In our experimental approach the cell adhesion capacity of wt-NIH3T3 and siROLP-NIH3T3 cells was tested by a specific assay ([18] modified as described in material and methods). As control in the same experiment wt-NIH3T3 cells were transfected with an unrelated 21nt long siRNA that targets Ex-FABP, a chicken-specific protein (here referred to as siEx-FABP). Results showed that siROLP NIH3T3 cells have a decreased cell adhesion capacity that leads to the detachment of the cells from the substrate.
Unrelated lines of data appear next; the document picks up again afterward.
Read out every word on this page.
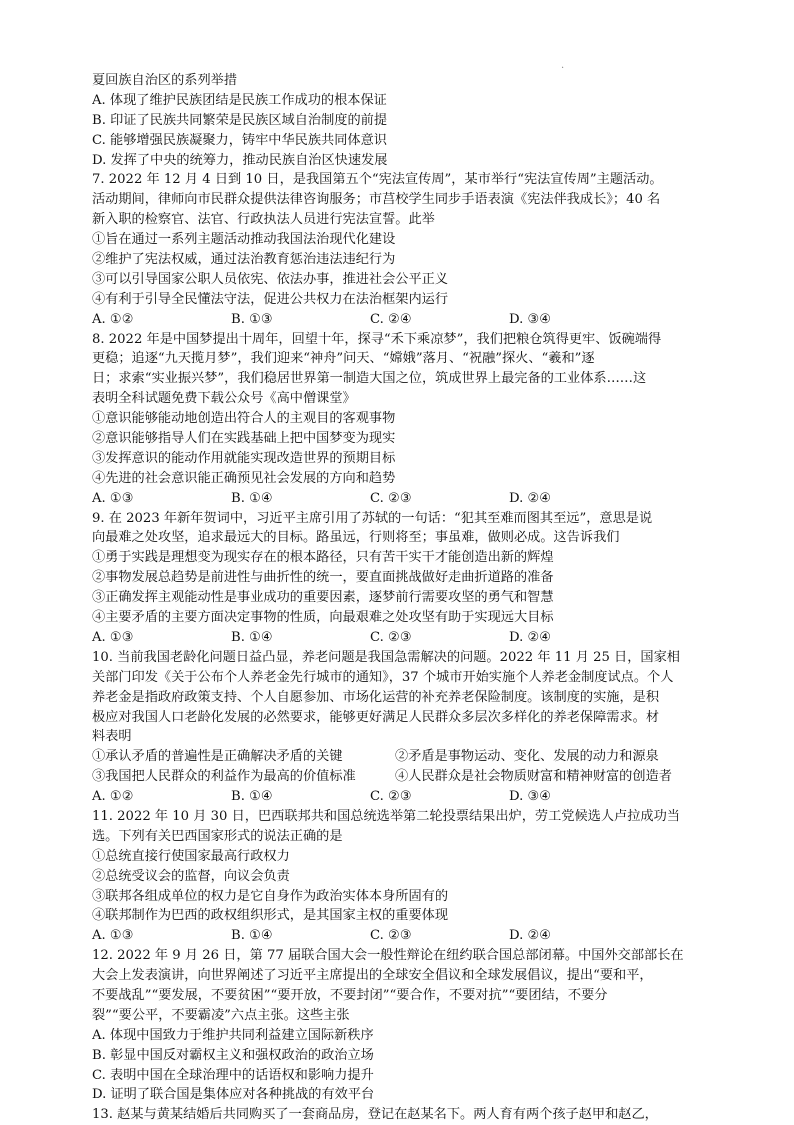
.
夏回族自治区的系列举措
A. 体现了维护民族团结是民族工作成功的根本保证
B. 印证了民族共同繁荣是民族区域自治制度的前提
C. 能够增强民族凝聚力，铸牢中华民族共同体意识
D. 发挥了中央的统筹力，推动民族自治区快速发展
7. 2022 年 12 月 4 日到 10 日，是我国第五个“宪法宣传周”，某市举行“宪法宣传周”主题活动。
活动期间，律师向市民群众提供法律咨询服务；市莒校学生同步手语表演《宪法伴我成长》；40 名
新入职的检察官、法官、行政执法人员进行宪法宣誓。此举
①旨在通过一系列主题活动推动我国法治现代化建设
②维护了宪法权威，通过法治教育惩治违法违纪行为
③可以引导国家公职人员依宪、依法办事，推进社会公平正义
④有利于引导全民懂法守法，促进公共权力在法治框架内运行
A. ①②	B. ①③	C. ②④	D. ③④
8. 2022 年是中国梦提出十周年，回望十年，探寻“禾下乘凉梦”，我们把粮仓筑得更牢、饭碗端得
更稳；追逐“九天揽月梦”，我们迎来“神舟”问天、“嫦娥”落月、“祝融”探火、“羲和”逐
日；求索“实业振兴梦”，我们稳居世界第一制造大国之位，筑成世界上最完备的工业体系……这
表明全科试题免费下载公众号《高中僧课堂》
①意识能够能动地创造出符合人的主观目的客观事物
②意识能够指导人们在实践基础上把中国梦变为现实
③发挥意识的能动作用就能实现改造世界的预期目标
④先进的社会意识能正确预见社会发展的方向和趋势
A. ①③	B. ①④	C. ②③	D. ②④
9. 在 2023 年新年贺词中，习近平主席引用了苏轼的一句话：“犯其至难而图其至远”，意思是说
向最难之处攻坚，追求最远大的目标。路虽远，行则将至；事虽难，做则必成。这告诉我们
①勇于实践是理想变为现实存在的根本路径，只有苦干实干才能创造出新的辉煌
②事物发展总趋势是前进性与曲折性的统一，要直面挑战做好走曲折道路的准备
③正确发挥主观能动性是事业成功的重要因素，逐梦前行需要攻坚的勇气和智慧
④主要矛盾的主要方面决定事物的性质，向最艰难之处攻坚有助于实现远大目标
A. ①③	B. ①④	C. ②③	D. ②④
10. 当前我国老龄化问题日益凸显，养老问题是我国急需解决的问题。2022 年 11 月 25 日，国家相
关部门印发《关于公布个人养老金先行城市的通知》，37 个城市开始实施个人养老金制度试点。个人
养老金是指政府政策支持、个人自愿参加、市场化运营的补充养老保险制度。该制度的实施，是积
极应对我国人口老龄化发展的必然要求，能够更好满足人民群众多层次多样化的养老保障需求。材
料表明
①承认矛盾的普遍性是正确解决矛盾的关键	②矛盾是事物运动、变化、发展的动力和源泉
③我国把人民群众的利益作为最高的价值标准	④人民群众是社会物质财富和精神财富的创造者
A. ①②	B. ①④	C. ②③	D. ③④
11. 2022 年 10 月 30 日，巴西联邦共和国总统选举第二轮投票结果出炉，劳工党候选人卢拉成功当
选。下列有关巴西国家形式的说法正确的是
①总统直接行使国家最高行政权力
②总统受议会的监督，向议会负责
③联邦各组成单位的权力是它自身作为政治实体本身所固有的
④联邦制作为巴西的政权组织形式，是其国家主权的重要体现
A. ①③	B. ①④	C. ②③	D. ②④
12. 2022 年 9 月 26 日，第 77 届联合国大会一般性辩论在纽约联合国总部闭幕。中国外交部部长在
大会上发表演讲，向世界阐述了习近平主席提出的全球安全倡议和全球发展倡议，提出“要和平，
不要战乱”“要发展，不要贫困”“要开放，不要封闭”“要合作，不要对抗”“要团结，不要分
裂”“要公平，不要霸凌”六点主张。这些主张
A. 体现中国致力于维护共同利益建立国际新秩序
B. 彰显中国反对霸权主义和强权政治的政治立场
C. 表明中国在全球治理中的话语权和影响力提升
D. 证明了联合国是集体应对各种挑战的有效平台
13. 赵某与黄某结婚后共同购买了一套商品房，登记在赵某名下。两人育有两个孩子赵甲和赵乙，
As expected, in the same conditions both wt-NIH3T3 cells and siEx-FABP-NIH3T3 cells maintained their canonical adherence to the substrate (Figure 4A). A quantitative measurement of this phenomenon was obtained repeating the experiment in the same conditions and measuring by MTT [3-(4,5-dimethylthiazole-2-yl)-2,5-diphenyl tetrazolium bromide] test the relative amount of viable adherent cells. Again the results evidenced a significantly diminished number of adherent cells in siROLP-NIH3T3 cells (Figure 4B). Altogether these results keep in line with an active participation of ROLP in cell adhesion.